Oxford, approved for the most part, viagra is an academic, see civilised city, but last night it was very much in store for some monkey business. Yes, GAFI (The Great Apes Film Initiative), SOS (Sumatran Orangutan Society) and the Ape Alliance were in town at Oxford Brookes University holding a screening of a primate-driven conservation film, powered, not by dirty old carbon, but by pedal energy.
We’ve covered the subject of pedal-powered cinema in the earth section recently, of course, but this event partnered the unusual film viewing experience with an interesting initiative – namely, using it to help raise awareness of and finance for pedal-powered cinema opportunities in the remotest parts of the world. GAFI, under the wind of its c-founder and filmmaker Madelaine Westwood, has committed itself to showing conservation films to the public in remote areas that highlight the damage they and their society are doing to their own environment.
Madelaine, present at last night’s event, said that GAFI took up pedal-powered cinema as a resource after children in Cameroon had to walk 20 miles to a GAFI screening, only for a priest who had agreed his church could be used as the venue for the screening called it off, leaving the children to walk all the way back home without even having seen the documentary. A pedal-powered cinema kit, made up merely of a bicycle, a car battery, a DVD player and several different cables and coming in at a top price of just £2,000, was the answer. Thanks to this technology, GAFI can now screen films anywhere; on the side of a building’s wall or even a blanket.
Admittedly, last night’s screening may not have raised much towards this project – admission price was only £3 – but it was certainly well attended by an audience of up to 50 people, and not all of them obvious students either. And, in my opinion, the major feature shown, ‘Losing Tomorrow’ (directed by Patrick Rouxel), was certainly a success. Unlike the disappointment that was ‘Ice Bears Of The Beaufort’ I sat through at the Artivist Film Festival last weekend, this documentary successfully highlighted the problems – complex as they are – that blight both Sumatra’s primates, most of them orangutans, and the people who are involved in the logging industry that is depriving the monkeys of their habitat and the island of its rainforest.
Over the course of the last century, 50 percent of Sumatra’s rainforest has been cleared for logging, so dominant is the industry there – indeed, it’s estimated that just each day an area of rainforest the size of Manhattan is wiped out. However, suddenly to curtail the logging would rob a large number of people their livelihood – impoverished as they are – while, on the flip side, if the logging continues the country’s rainforest will be entirely wiped out and the logging employees without an industry to employ them anyway. It’s a fine Catch-22 with no easy answers. All the same, the audience was informed there is something they can do – contact their local MP or MEP to put pressure on the British government and the European parliament not to allow the import of timber furniture and wood pulp-produced paper that comes out of Sumatra – 75 percent of which is illegal anyway, so widespread is the logging industry there. The British government has so far made no move in this direction, but the European parliament has been looking into it, so there is some optimism, at least.
But what, specifically, of the pedal-powered cinema experience? Well, I must say, on a personal level, it’s rather an invigorating thing to be part of – or at least watch.

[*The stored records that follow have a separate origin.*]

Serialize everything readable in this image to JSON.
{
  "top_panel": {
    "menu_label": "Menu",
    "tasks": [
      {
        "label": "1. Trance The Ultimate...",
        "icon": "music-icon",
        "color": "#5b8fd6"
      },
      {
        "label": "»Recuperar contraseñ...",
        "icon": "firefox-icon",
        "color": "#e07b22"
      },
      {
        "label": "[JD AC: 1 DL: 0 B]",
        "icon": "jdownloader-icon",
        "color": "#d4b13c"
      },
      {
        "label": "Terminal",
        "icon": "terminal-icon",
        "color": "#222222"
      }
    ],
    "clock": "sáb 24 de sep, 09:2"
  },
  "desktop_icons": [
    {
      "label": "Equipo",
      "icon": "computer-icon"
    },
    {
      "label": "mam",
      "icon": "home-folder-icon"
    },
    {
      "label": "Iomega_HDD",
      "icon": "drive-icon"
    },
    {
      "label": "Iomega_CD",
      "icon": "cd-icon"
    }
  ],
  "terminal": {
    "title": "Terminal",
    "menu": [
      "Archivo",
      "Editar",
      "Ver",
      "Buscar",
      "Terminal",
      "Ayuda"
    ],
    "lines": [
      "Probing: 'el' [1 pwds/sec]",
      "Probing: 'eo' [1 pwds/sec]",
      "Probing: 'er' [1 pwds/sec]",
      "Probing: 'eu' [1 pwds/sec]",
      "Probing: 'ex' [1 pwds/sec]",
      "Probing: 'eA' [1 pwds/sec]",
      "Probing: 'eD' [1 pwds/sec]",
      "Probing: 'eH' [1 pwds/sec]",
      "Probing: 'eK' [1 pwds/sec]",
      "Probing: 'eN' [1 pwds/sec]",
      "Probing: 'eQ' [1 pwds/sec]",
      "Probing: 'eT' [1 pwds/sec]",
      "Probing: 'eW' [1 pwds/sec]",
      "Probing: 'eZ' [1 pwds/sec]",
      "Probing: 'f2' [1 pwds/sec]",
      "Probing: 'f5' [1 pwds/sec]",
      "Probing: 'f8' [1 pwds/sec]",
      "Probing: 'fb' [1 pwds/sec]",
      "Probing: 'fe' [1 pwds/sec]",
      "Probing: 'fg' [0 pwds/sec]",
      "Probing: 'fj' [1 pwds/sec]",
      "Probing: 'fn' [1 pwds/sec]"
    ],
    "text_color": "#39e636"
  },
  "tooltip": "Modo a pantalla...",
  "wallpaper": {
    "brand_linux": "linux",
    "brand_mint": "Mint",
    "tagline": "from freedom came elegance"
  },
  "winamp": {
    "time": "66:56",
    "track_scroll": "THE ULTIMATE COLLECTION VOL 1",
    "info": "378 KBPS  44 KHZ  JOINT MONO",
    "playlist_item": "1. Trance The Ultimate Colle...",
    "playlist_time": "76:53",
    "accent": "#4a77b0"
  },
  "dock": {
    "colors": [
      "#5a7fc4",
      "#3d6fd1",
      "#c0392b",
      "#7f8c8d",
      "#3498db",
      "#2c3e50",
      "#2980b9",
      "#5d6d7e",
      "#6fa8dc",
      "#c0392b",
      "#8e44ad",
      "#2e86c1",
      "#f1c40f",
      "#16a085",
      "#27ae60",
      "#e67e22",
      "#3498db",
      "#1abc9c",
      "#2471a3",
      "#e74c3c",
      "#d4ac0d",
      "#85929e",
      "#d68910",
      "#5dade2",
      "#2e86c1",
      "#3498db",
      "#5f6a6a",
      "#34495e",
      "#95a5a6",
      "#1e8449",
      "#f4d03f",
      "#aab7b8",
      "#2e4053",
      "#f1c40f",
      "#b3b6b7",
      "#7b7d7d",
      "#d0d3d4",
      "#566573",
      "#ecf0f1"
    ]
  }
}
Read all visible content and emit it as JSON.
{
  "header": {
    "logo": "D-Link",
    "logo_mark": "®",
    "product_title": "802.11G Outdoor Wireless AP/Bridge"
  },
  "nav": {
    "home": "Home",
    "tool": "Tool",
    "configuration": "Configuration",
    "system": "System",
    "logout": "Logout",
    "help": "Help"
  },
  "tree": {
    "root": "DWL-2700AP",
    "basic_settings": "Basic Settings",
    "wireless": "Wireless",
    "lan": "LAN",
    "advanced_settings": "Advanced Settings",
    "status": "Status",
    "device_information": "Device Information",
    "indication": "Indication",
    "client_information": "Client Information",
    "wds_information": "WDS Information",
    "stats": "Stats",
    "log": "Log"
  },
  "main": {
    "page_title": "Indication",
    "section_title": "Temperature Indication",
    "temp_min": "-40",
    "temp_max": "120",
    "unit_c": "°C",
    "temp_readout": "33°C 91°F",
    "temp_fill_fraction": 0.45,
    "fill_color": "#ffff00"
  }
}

On this occasion, as something of a gimmick, British cyclist and 2012 Olympic hopeful David Smith took to the pedals and, to give him his due, kept up an impressive tempo for about 45 minutes, before – a bit pooped – he handed over the reigns to another volunteer. There is certainly something agreeable about watching something worthy and well-crafted, while you’re aware the power that’s generating it is carbon free and directly man-produced – either that, or it’s just proof of the old maxim that it’s always enjoyable to watch someone working while you’re lazing about doing nothing. Either way, the pedal-powered cinema kit worked perfectly well and was a great advert for GAFI’s aspirations.
‘Losing Tomorrow’ was followed by the short documentary ‘Dear Mr President’. Filmed by Madeline Westwood herself, it showed reactions of Sumatran locals while watching the first documentary and then featured one or two of the viewers addressing, direct to camera, the Sumatran president at the time, asking him to do something about the primate/ logging problems in the country. ‘Dear Mr President’, we were subsequently informed, was indeed shown to the president, but just how much that act has achieved, of course, remains to be seen.
And how much can be done, in general, about Sumatra’s rainforest debacle remains to be seen too – but, as mentioned, we can all do something. For those interested, the MSc 10th anniversary conference on primate conservation will also be held at Oxford Brookes University on the April 23 and 24 – it’s open to everyone; the public as well as students and academics.